What does “ergonomic” mean, anyway?
The term “ergonomic” is made up of two Greek words: “ergon,” which means work and “nomoi,” which means natural laws. Ergonomics is the study of how we, as humans, can work most efficiently and not put unnecessary pressure on our bodies. When we talk about making our workspace more “ergonomic,” we are essentially trying to make it more comfortable for our working needs.
What needs to change?
Most workspaces are comprised of harsh lights, bright screens, tough chairs and poorly placed keyboards. All of this means we wind up straining our eyes, overworking our wrists and putting pressure on our backs and necks. The changes needed to make things more comfortable are small but necessary.
Where should I start?
Lighting is the easiest and most inexpensive change to make. It’s about finding the balance that’s right for you. Too much light can reflect off surfaces and lead to glare that causes your eyes to strain. But not having enough light can also lead to eye strain. The Canadian Centre for Occupational Health and Safety offers a helpful breakdown of everything involved in determining what lighting will suit the needs of your particular work area.
Is my computer a problem?
In short, yes. But there are some quick fixes you can do to help. First off, make sure you never have your computer on an angle because turning your body toward it will cause a constant strain. Instead, keep it directly in front of you and have the screen positioned at close to an arm’s length away from you. The screen should be placed at an angle that allows you to be looking straight ahead of you, with the tiniest bit of a downward tilt.
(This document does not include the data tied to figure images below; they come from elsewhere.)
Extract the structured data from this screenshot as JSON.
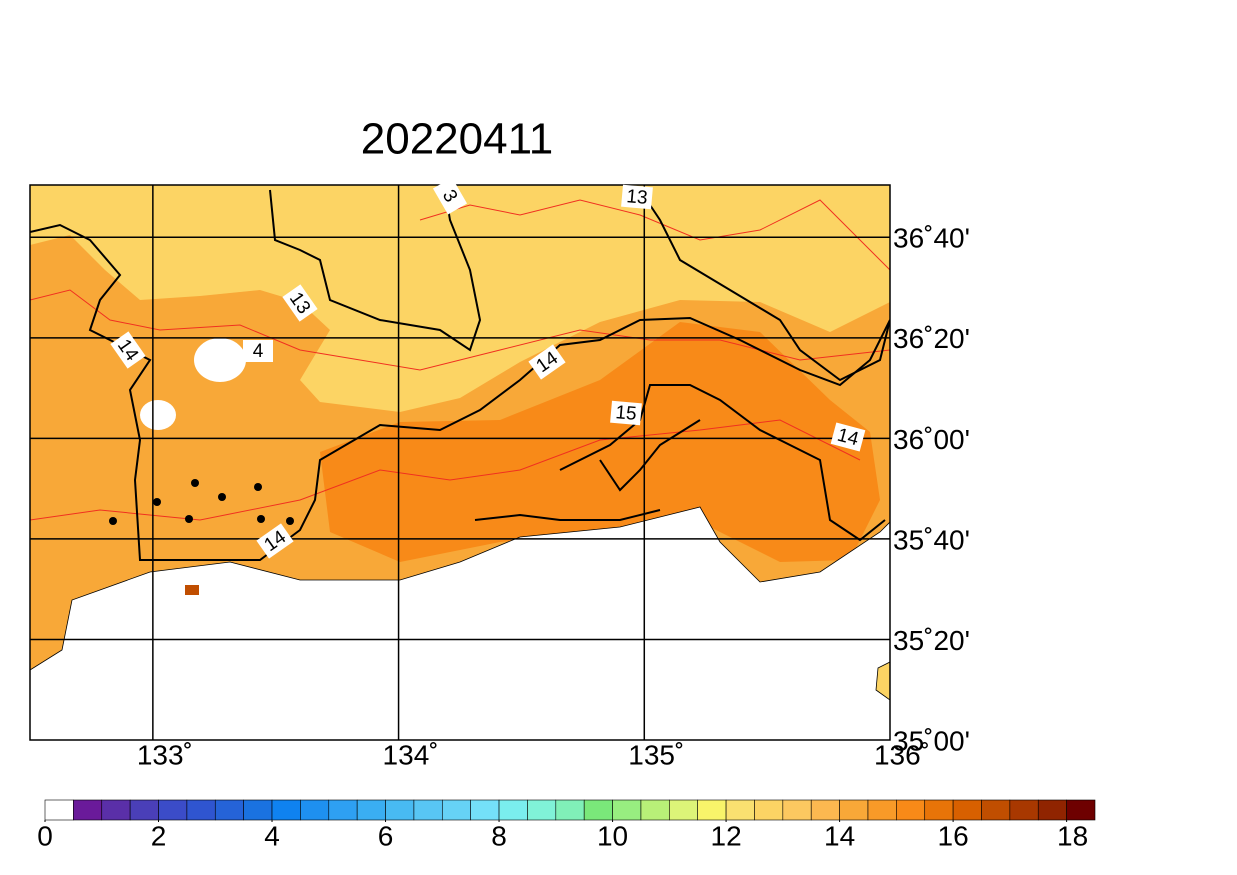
{
  "map": {
    "title": "20220411",
    "xlim": [
      132.5,
      136
    ],
    "ylim": [
      35,
      36.84
    ],
    "xticks": [
      {
        "value": 133,
        "label": "133˚"
      },
      {
        "value": 134,
        "label": "134˚"
      },
      {
        "value": 135,
        "label": "135˚"
      },
      {
        "value": 136,
        "label": "136˚"
      }
    ],
    "yticks": [
      {
        "value": 35,
        "label": "35˚00'"
      },
      {
        "value": 35.3333,
        "label": "35˚20'"
      },
      {
        "value": 35.6667,
        "label": "35˚40'"
      },
      {
        "value": 36,
        "label": "36˚00'"
      },
      {
        "value": 36.3333,
        "label": "36˚20'"
      },
      {
        "value": 36.6667,
        "label": "36˚40'"
      }
    ],
    "contour_labels": [
      "3",
      13,
      13,
      14,
      "4",
      14,
      15,
      14,
      14
    ],
    "colorbar": {
      "lim": [
        0,
        18.5
      ],
      "ticks": [
        0,
        2,
        4,
        6,
        8,
        10,
        12,
        14,
        16,
        18
      ],
      "colors": [
        "#ffffff",
        "#6a1a9a",
        "#5a2fa8",
        "#4a3fb8",
        "#3b4cc8",
        "#2f55d0",
        "#2563d8",
        "#1a72e0",
        "#0f82f0",
        "#1e90f0",
        "#2ea0f2",
        "#3aaef2",
        "#48baf2",
        "#58c6f4",
        "#66d2f6",
        "#74e0f8",
        "#7aeeee",
        "#80f2d8",
        "#80f0b8",
        "#7ae87a",
        "#98ee80",
        "#b8f078",
        "#dcf478",
        "#f8f46a",
        "#fae070",
        "#fcd464",
        "#fcc860",
        "#fcb850",
        "#f8a838",
        "#f89a28",
        "#f88a18",
        "#e87408",
        "#d86000",
        "#c04e00",
        "#a83800",
        "#902400",
        "#6e0000"
      ]
    }
  }
}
This is the most comfortable position for your eyes, head and neck. You should also aim to look away from the screen at least once every 30 minutes, to give your eyes a break.
What about my chair?
It’s important when you are sitting at a computer that your shoulders be relaxed, your elbows bent at a 90 degree angle and your forearms, wrists and hands in line. Whether you have a pricey ergonomic chair or not, make sure that your chair is set to a height that puts you in this position.
Is it going to cost me?
It can; but it doesn’t have to. Many companies, such as ErgoCanada, sell ergonomic chairs, keyboards and mouse devices, which, if installed correctly, can certainly create a more comfortable working environment. But simple tricks, such as readjusting your chair, getting up to stretch every hour and alternating your wrist position between relaxing and activating, can also be effective. Always try to sit with proper posture and change your position every 15 to 20 minutes.
What else can I do?
For more information on changes you can make, check out Dr. Jonathan Bailin’s Ergonomics & Computer Injury: FAQs. And, most importantly, pay attention to your body’s clues. If you notice regular pain in your wrists, soreness in your back or headaches from eye strain, talk to your doctor and get the help you need before it’s too late.